Leia o texto na íntegra:

“No dia 24.9.2020, nas dependências da 16ª DP, situada em Planaltina/DF, o advogado RODRIGO DA CRUZ SANTOS, sob o pretexto de atuação profissional, se exaltou sobremaneira no interior da unidade, aos gritos, em conduta incompatível com o decoro e exercício da advocacia, ocasião em que foi necessária a sua contenção física para a segurança de todos os presentes.

Durante o desenrolar do lamentável episódio, o advogado, em estado de absoluto descontrole, sempre aos gritos e se debatendo, desrespeitou, ameaçou e tentou atingir os policiais civis com chutes, num comportamento de completa instabilidade emocional. Ato contínuo, a Autoridade Policial contatou a representante da Comissão de Prerrogativas da OAB/DF, que compareceu à 16ª DP e teve amplo acesso ao advogado, que foi assistido até a conclusão do procedimento criminal elaborado em seu desfavor.

Importante destacar que o comportamento agressivo do advogado no interior da 16ª DP, área de segurança, não representa fato isolado em sua vida pregressa, que ostenta diversas condenações penais pretéritas.

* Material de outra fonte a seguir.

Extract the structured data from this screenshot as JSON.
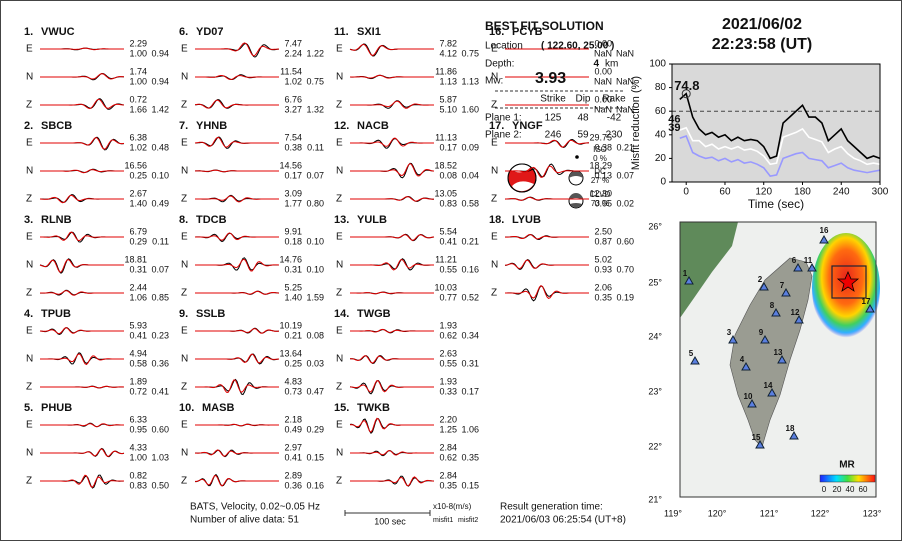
{
  "stations": [
    {
      "number": "1.",
      "name": "VWUC",
      "components": [
        {
          "comp": "E",
          "amp": "2.29",
          "misfit1": "1.00",
          "misfit2": "0.94"
        },
        {
          "comp": "N",
          "amp": "1.74",
          "misfit1": "1.00",
          "misfit2": "0.94"
        },
        {
          "comp": "Z",
          "amp": "0.72",
          "misfit1": "1.66",
          "misfit2": "1.42"
        }
      ]
    },
    {
      "number": "2.",
      "name": "SBCB",
      "components": [
        {
          "comp": "E",
          "amp": "6.38",
          "misfit1": "1.02",
          "misfit2": "0.48"
        },
        {
          "comp": "N",
          "amp": "16.56",
          "misfit1": "0.25",
          "misfit2": "0.10"
        },
        {
          "comp": "Z",
          "amp": "2.67",
          "misfit1": "1.40",
          "misfit2": "0.49"
        }
      ]
    },
    {
      "number": "3.",
      "name": "RLNB",
      "components": [
        {
          "comp": "E",
          "amp": "6.79",
          "misfit1": "0.29",
          "misfit2": "0.11"
        },
        {
          "comp": "N",
          "amp": "18.81",
          "misfit1": "0.31",
          "misfit2": "0.07"
        },
        {
          "comp": "Z",
          "amp": "2.44",
          "misfit1": "1.06",
          "misfit2": "0.85"
        }
      ]
    },
    {
      "number": "4.",
      "name": "TPUB",
      "components": [
        {
          "comp": "E",
          "amp": "5.93",
          "misfit1": "0.41",
          "misfit2": "0.23"
        },
        {
          "comp": "N",
          "amp": "4.94",
          "misfit1": "0.58",
          "misfit2": "0.36"
        },
        {
          "comp": "Z",
          "amp": "1.89",
          "misfit1": "0.72",
          "misfit2": "0.41"
        }
      ]
    },
    {
      "number": "5.",
      "name": "PHUB",
      "components": [
        {
          "comp": "E",
          "amp": "6.33",
          "misfit1": "0.95",
          "misfit2": "0.60"
        },
        {
          "comp": "N",
          "amp": "4.33",
          "misfit1": "1.00",
          "misfit2": "1.03"
        },
        {
          "comp": "Z",
          "amp": "0.82",
          "misfit1": "0.83",
          "misfit2": "0.50"
        }
      ]
    },
    {
      "number": "6.",
      "name": "YD07",
      "components": [
        {
          "comp": "E",
          "amp": "7.47",
          "misfit1": "2.24",
          "misfit2": "1.22"
        },
        {
          "comp": "N",
          "amp": "11.54",
          "misfit1": "1.02",
          "misfit2": "0.75"
        },
        {
          "comp": "Z",
          "amp": "6.76",
          "misfit1": "3.27",
          "misfit2": "1.32"
        }
      ]
    },
    {
      "number": "7.",
      "name": "YHNB",
      "components": [
        {
          "comp": "E",
          "amp": "7.54",
          "misfit1": "0.38",
          "misfit2": "0.11"
        },
        {
          "comp": "N",
          "amp": "14.56",
          "misfit1": "0.17",
          "misfit2": "0.07"
        },
        {
          "comp": "Z",
          "amp": "3.09",
          "misfit1": "1.77",
          "misfit2": "0.80"
        }
      ]
    },
    {
      "number": "8.",
      "name": "TDCB",
      "components": [
        {
          "comp": "E",
          "amp": "9.91",
          "misfit1": "0.18",
          "misfit2": "0.10"
        },
        {
          "comp": "N",
          "amp": "14.76",
          "misfit1": "0.31",
          "misfit2": "0.10"
        },
        {
          "comp": "Z",
          "amp": "5.25",
          "misfit1": "1.40",
          "misfit2": "1.59"
        }
      ]
    },
    {
      "number": "9.",
      "name": "SSLB",
      "components": [
        {
          "comp": "E",
          "amp": "10.19",
          "misfit1": "0.21",
          "misfit2": "0.08"
        },
        {
          "comp": "N",
          "amp": "13.64",
          "misfit1": "0.25",
          "misfit2": "0.03"
        },
        {
          "comp": "Z",
          "amp": "4.83",
          "misfit1": "0.73",
          "misfit2": "0.47"
        }
      ]
    },
    {
      "number": "10.",
      "name": "MASB",
      "components": [
        {
          "comp": "E",
          "amp": "2.18",
          "misfit1": "0.49",
          "misfit2": "0.29"
        },
        {
          "comp": "N",
          "amp": "2.97",
          "misfit1": "0.41",
          "misfit2": "0.15"
        },
        {
          "comp": "Z",
          "amp": "2.89",
          "misfit1": "0.36",
          "misfit2": "0.16"
        }
      ]
    },
    {
      "number": "11.",
      "name": "SXI1",
      "components": [
        {
          "comp": "E",
          "amp": "7.82",
          "misfit1": "4.12",
          "misfit2": "0.75"
        },
        {
          "comp": "N",
          "amp": "11.86",
          "misfit1": "1.13",
          "misfit2": "1.13"
        },
        {
          "comp": "Z",
          "amp": "5.87",
          "misfit1": "5.10",
          "misfit2": "1.60"
        }
      ]
    },
    {
      "number": "12.",
      "name": "NACB",
      "components": [
        {
          "comp": "E",
          "amp": "11.13",
          "misfit1": "0.17",
          "misfit2": "0.09"
        },
        {
          "comp": "N",
          "amp": "18.52",
          "misfit1": "0.08",
          "misfit2": "0.04"
        },
        {
          "comp": "Z",
          "amp": "13.05",
          "misfit1": "0.83",
          "misfit2": "0.58"
        }
      ]
    },
    {
      "number": "13.",
      "name": "YULB",
      "components": [
        {
          "comp": "E",
          "amp": "5.54",
          "misfit1": "0.41",
          "misfit2": "0.21"
        },
        {
          "comp": "N",
          "amp": "11.21",
          "misfit1": "0.55",
          "misfit2": "0.16"
        },
        {
          "comp": "Z",
          "amp": "10.03",
          "misfit1": "0.77",
          "misfit2": "0.52"
        }
      ]
    },
    {
      "number": "14.",
      "name": "TWGB",
      "components": [
        {
          "comp": "E",
          "amp": "1.93",
          "misfit1": "0.62",
          "misfit2": "0.34"
        },
        {
          "comp": "N",
          "amp": "2.63",
          "misfit1": "0.55",
          "misfit2": "0.31"
        },
        {
          "comp": "Z",
          "amp": "1.93",
          "misfit1": "0.33",
          "misfit2": "0.17"
        }
      ]
    },
    {
      "number": "15.",
      "name": "TWKB",
      "components": [
        {
          "comp": "E",
          "amp": "2.20",
          "misfit1": "1.25",
          "misfit2": "1.06"
        },
        {
          "comp": "N",
          "amp": "2.84",
          "misfit1": "0.62",
          "misfit2": "0.35"
        },
        {
          "comp": "Z",
          "amp": "2.84",
          "misfit1": "0.35",
          "misfit2": "0.15"
        }
      ]
    },
    {
      "number": "16.",
      "name": "PCYB",
      "components": [
        {
          "comp": "E",
          "amp": "0.00",
          "misfit1": "NaN",
          "misfit2": "NaN"
        },
        {
          "comp": "N",
          "amp": "0.00",
          "misfit1": "NaN",
          "misfit2": "NaN"
        },
        {
          "comp": "Z",
          "amp": "0.00",
          "misfit1": "NaN",
          "misfit2": "NaN"
        }
      ]
    },
    {
      "number": "17.",
      "name": "YNGF",
      "components": [
        {
          "comp": "E",
          "amp": "29.75",
          "misfit1": "0.38",
          "misfit2": "0.21"
        },
        {
          "comp": "N",
          "amp": "18.29",
          "misfit1": "0.13",
          "misfit2": "0.07"
        },
        {
          "comp": "Z",
          "amp": "12.30",
          "misfit1": "0.05",
          "misfit2": "0.02"
        }
      ]
    },
    {
      "number": "18.",
      "name": "LYUB",
      "components": [
        {
          "comp": "E",
          "amp": "2.50",
          "misfit1": "0.87",
          "misfit2": "0.60"
        },
        {
          "comp": "N",
          "amp": "5.02",
          "misfit1": "0.93",
          "misfit2": "0.70"
        },
        {
          "comp": "Z",
          "amp": "2.06",
          "misfit1": "0.35",
          "misfit2": "0.19"
        }
      ]
    }
  ],
  "solution": {
    "title": "BEST FIT SOLUTION",
    "location_label": "Location",
    "location": "( 122.60, 25.00 )",
    "depth_label": "Depth:",
    "depth": "4",
    "depth_unit": "km",
    "mw_label": "Mw:",
    "mw": "3.93",
    "headers": [
      "Strike",
      "Dip",
      "Rake"
    ],
    "planes": [
      {
        "label": "Plane 1:",
        "values": [
          125,
          48,
          -42
        ]
      },
      {
        "label": "Plane 2:",
        "values": [
          246,
          59,
          230
        ]
      }
    ],
    "components": [
      {
        "name": "ISO",
        "percent": "0 %"
      },
      {
        "name": "DC",
        "percent": "27 %"
      },
      {
        "name": "CLVD",
        "percent": "73 %"
      }
    ]
  },
  "event": {
    "date": "2021/06/02",
    "time": "22:23:58  (UT)"
  },
  "chart_data": {
    "type": "line",
    "xlabel": "Time (sec)",
    "ylabel": "Misfit reduction (%)",
    "x": [
      -10,
      0,
      10,
      20,
      30,
      40,
      50,
      60,
      70,
      80,
      90,
      100,
      110,
      120,
      130,
      140,
      150,
      160,
      170,
      180,
      190,
      200,
      210,
      220,
      230,
      240,
      250,
      260,
      270,
      280,
      290,
      300
    ],
    "series": [
      {
        "color": "#000000",
        "values": [
          70,
          74.8,
          55,
          45,
          40,
          42,
          38,
          40,
          35,
          38,
          35,
          36,
          35,
          30,
          20,
          22,
          50,
          55,
          60,
          65,
          55,
          55,
          50,
          35,
          40,
          45,
          35,
          30,
          25,
          20,
          22,
          20
        ]
      },
      {
        "color": "#ffffff",
        "values": [
          44,
          46,
          35,
          35,
          30,
          32,
          28,
          30,
          28,
          30,
          27,
          28,
          26,
          22,
          15,
          16,
          38,
          40,
          42,
          45,
          38,
          36,
          34,
          25,
          28,
          30,
          24,
          20,
          18,
          15,
          16,
          15
        ]
      },
      {
        "color": "#9999ff",
        "values": [
          37,
          39,
          25,
          22,
          20,
          21,
          18,
          20,
          17,
          19,
          16,
          17,
          15,
          12,
          5,
          6,
          20,
          22,
          24,
          25,
          20,
          19,
          18,
          12,
          14,
          16,
          12,
          10,
          9,
          8,
          9,
          10
        ]
      }
    ],
    "annotations": [
      {
        "text": "74.8",
        "series": 0,
        "color": "#e00000"
      },
      {
        "text": "46",
        "series": 1,
        "color": "#999999"
      },
      {
        "text": "39",
        "series": 2,
        "color": "#9999ff"
      }
    ],
    "threshold": 60,
    "xlim": [
      -22,
      300
    ],
    "ylim": [
      0,
      100
    ],
    "xticks": [
      0,
      60,
      120,
      180,
      240,
      300
    ],
    "yticks": [
      0,
      20,
      40,
      60,
      80,
      100
    ]
  },
  "map": {
    "lat_ticks": [
      "26°",
      "25°",
      "24°",
      "23°",
      "22°",
      "21°"
    ],
    "lon_ticks": [
      "119°",
      "120°",
      "121°",
      "122°",
      "123°"
    ],
    "station_labels": [
      "1",
      "2",
      "3",
      "4",
      "5",
      "6",
      "7",
      "8",
      "9",
      "10",
      "11",
      "12",
      "13",
      "14",
      "15",
      "16",
      "17",
      "18"
    ],
    "colorbar_title": "MR",
    "colorbar_ticks": [
      "0",
      "20",
      "40",
      "60"
    ]
  },
  "footer": {
    "source": "BATS, Velocity, 0.02~0.05 Hz",
    "alive": "Number of alive data: 51",
    "scale": "100 sec",
    "unit": "x10-8(m/s)",
    "misfit1": "misfit1",
    "misfit2": "misfit2",
    "result_label": "Result generation time:",
    "result_time": "2021/06/03 06:25:54 (UT+8)"
  }
}
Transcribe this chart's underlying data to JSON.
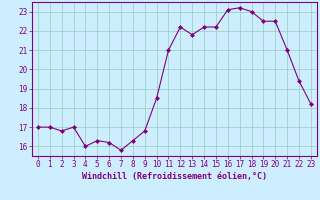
{
  "x": [
    0,
    1,
    2,
    3,
    4,
    5,
    6,
    7,
    8,
    9,
    10,
    11,
    12,
    13,
    14,
    15,
    16,
    17,
    18,
    19,
    20,
    21,
    22,
    23
  ],
  "y": [
    17.0,
    17.0,
    16.8,
    17.0,
    16.0,
    16.3,
    16.2,
    15.8,
    16.3,
    16.8,
    18.5,
    21.0,
    22.2,
    21.8,
    22.2,
    22.2,
    23.1,
    23.2,
    23.0,
    22.5,
    22.5,
    21.0,
    19.4,
    18.2
  ],
  "line_color": "#800080",
  "marker": "D",
  "marker_size": 2.0,
  "bg_color": "#cceeff",
  "grid_color": "#99ccbb",
  "xlabel": "Windchill (Refroidissement éolien,°C)",
  "ylim": [
    15.5,
    23.5
  ],
  "xlim": [
    -0.5,
    23.5
  ],
  "yticks": [
    16,
    17,
    18,
    19,
    20,
    21,
    22,
    23
  ],
  "xticks": [
    0,
    1,
    2,
    3,
    4,
    5,
    6,
    7,
    8,
    9,
    10,
    11,
    12,
    13,
    14,
    15,
    16,
    17,
    18,
    19,
    20,
    21,
    22,
    23
  ],
  "tick_fontsize": 5.5,
  "xlabel_fontsize": 6.0
}
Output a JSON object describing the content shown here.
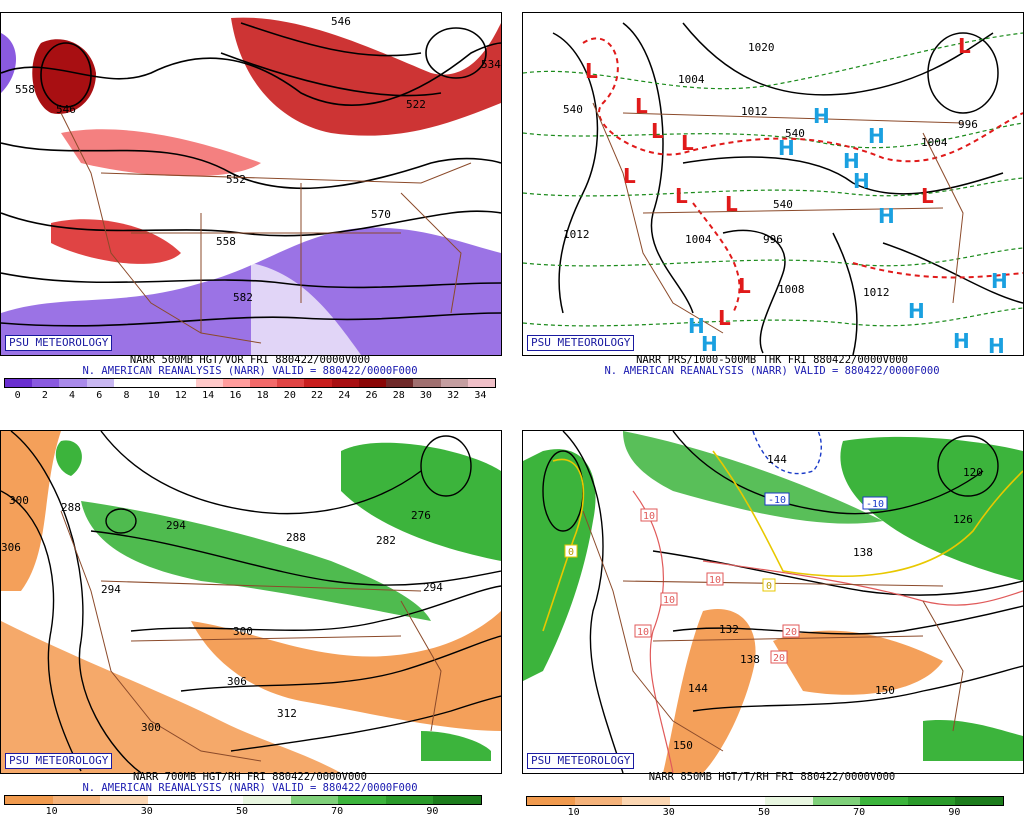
{
  "panels": {
    "p1": {
      "logo": "PSU METEOROLOGY",
      "caption1": "NARR 500MB HGT/VOR FRI 880422/0000V000",
      "caption2": "N. AMERICAN REANALYSIS (NARR) VALID = 880422/0000F000",
      "colorbar_ticks": [
        "0",
        "2",
        "4",
        "6",
        "8",
        "10",
        "12",
        "14",
        "16",
        "18",
        "20",
        "22",
        "24",
        "26",
        "28",
        "30",
        "32",
        "34"
      ],
      "colorbar_colors": [
        "#6a2fd0",
        "#8a5ae0",
        "#a98aea",
        "#c9b8f2",
        "#ffffff",
        "#ffffff",
        "#ffffff",
        "#ffc9c9",
        "#ff9c9c",
        "#f26a6a",
        "#e04444",
        "#c81e1e",
        "#a80f12",
        "#8a0606",
        "#702a2a",
        "#a07070",
        "#c49ea0",
        "#f0c0c8"
      ],
      "contour_labels": [
        "558",
        "546",
        "534",
        "522",
        "552",
        "558",
        "570",
        "582",
        "546"
      ]
    },
    "p2": {
      "logo": "PSU METEOROLOGY",
      "caption1": "NARR PRS/1000-500MB THK FRI 880422/0000V000",
      "caption2": "N. AMERICAN REANALYSIS (NARR) VALID = 880422/0000F000",
      "contour_labels": [
        "1020",
        "1004",
        "1012",
        "540",
        "996",
        "1004",
        "1012",
        "996",
        "1004",
        "1008",
        "1012",
        "540",
        "540"
      ],
      "pressure_centers": {
        "low": "L",
        "high": "H"
      }
    },
    "p3": {
      "logo": "PSU METEOROLOGY",
      "caption1": "NARR 700MB HGT/RH FRI 880422/0000V000",
      "caption2": "N. AMERICAN REANALYSIS (NARR) VALID = 880422/0000F000",
      "colorbar_ticks": [
        "10",
        "30",
        "50",
        "70",
        "90"
      ],
      "colorbar_colors": [
        "#f09a4e",
        "#f4b27a",
        "#fbd6b2",
        "#ffffff",
        "#ffffff",
        "#e8f6e0",
        "#7fd07a",
        "#3cb43c",
        "#2a9a2a",
        "#1c7c1c"
      ],
      "contour_labels": [
        "300",
        "288",
        "294",
        "288",
        "282",
        "276",
        "294",
        "294",
        "300",
        "306",
        "312",
        "306",
        "300"
      ]
    },
    "p4": {
      "logo": "PSU METEOROLOGY",
      "caption1": "NARR 850MB HGT/T/RH FRI 880422/0000V000",
      "colorbar_ticks": [
        "10",
        "30",
        "50",
        "70",
        "90"
      ],
      "colorbar_colors": [
        "#f09a4e",
        "#f4b27a",
        "#fbd6b2",
        "#ffffff",
        "#ffffff",
        "#e8f6e0",
        "#7fd07a",
        "#3cb43c",
        "#2a9a2a",
        "#1c7c1c"
      ],
      "contour_labels": [
        "144",
        "126",
        "138",
        "132",
        "138",
        "144",
        "150",
        "150",
        "120"
      ],
      "temp_labels": [
        "-10",
        "-10",
        "10",
        "10",
        "10",
        "10",
        "20",
        "20",
        "0",
        "0"
      ]
    }
  },
  "colors": {
    "vort_pos": "#d63a3a",
    "vort_neg": "#8a5ae0",
    "rh_moist": "#3cb43c",
    "rh_dry": "#f4a05a",
    "border": "#8b4a2a",
    "high": "#1aa0e0",
    "low": "#e01a1a"
  }
}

Noutro giro, conquanto o livre exercício da advocacia constitua um dos pilares do estado democrático de direito, sendo devido o respeito a todas as prerrogativas inerentes ao desempenho desse mister, nenhuma categoria profissional possui imunidade para praticar crimes.

A pretexto de defender as prerrogativas da advocacia, a OAB/DF posicionou um carro de som em frente à 16ª DP, em lamentável ato público com discursos inflamados a favor do referido advogado. Numa sequência de atos sem simetria com a realidade, sob o prisma dessa visão meramente corporativista, foi ofertada uma representação criminal pela OAB/DF ao MPDFT, atribuindo ao Delegado de Polícia a suposta prática de diversos crimes, em tese, cometidos contra o referido advogado naquela ocasião.

Prevaleceu, contudo, a verdade dos fatos. Após rigorosa apuração, o NCAP – Núcleo de Controle Externo da Atividade Policial, concluiu que o Delegado de Polícia EDUARDO CHAMON RODRIGUES não praticou crime algum, tendo agido, portanto, em estrita observância ao ordenamento jurídico, sendo, por via de consequência, promovido o ARQUIVAMENTO do procedimento investigatório criminal o qual foi ratificado, por unanimidade, pela 2ª Câmara de Coordenação e Revisão da Ordem Jurídica Criminal do MPDFT.

Por fim, espera-se que, a OAB/DF tenha o desfecho do presente caso como exemplo e cerque-se de maior cautela, estabelecendo limites à atuação profissional dos seus membros, controlando minimamente a ética e o decoro na atuação dos advogados, ao invés de estimulá-los à barbárie promovendo pífias e repetidas manifestações sobre carros de som, como a que ora se cuida”.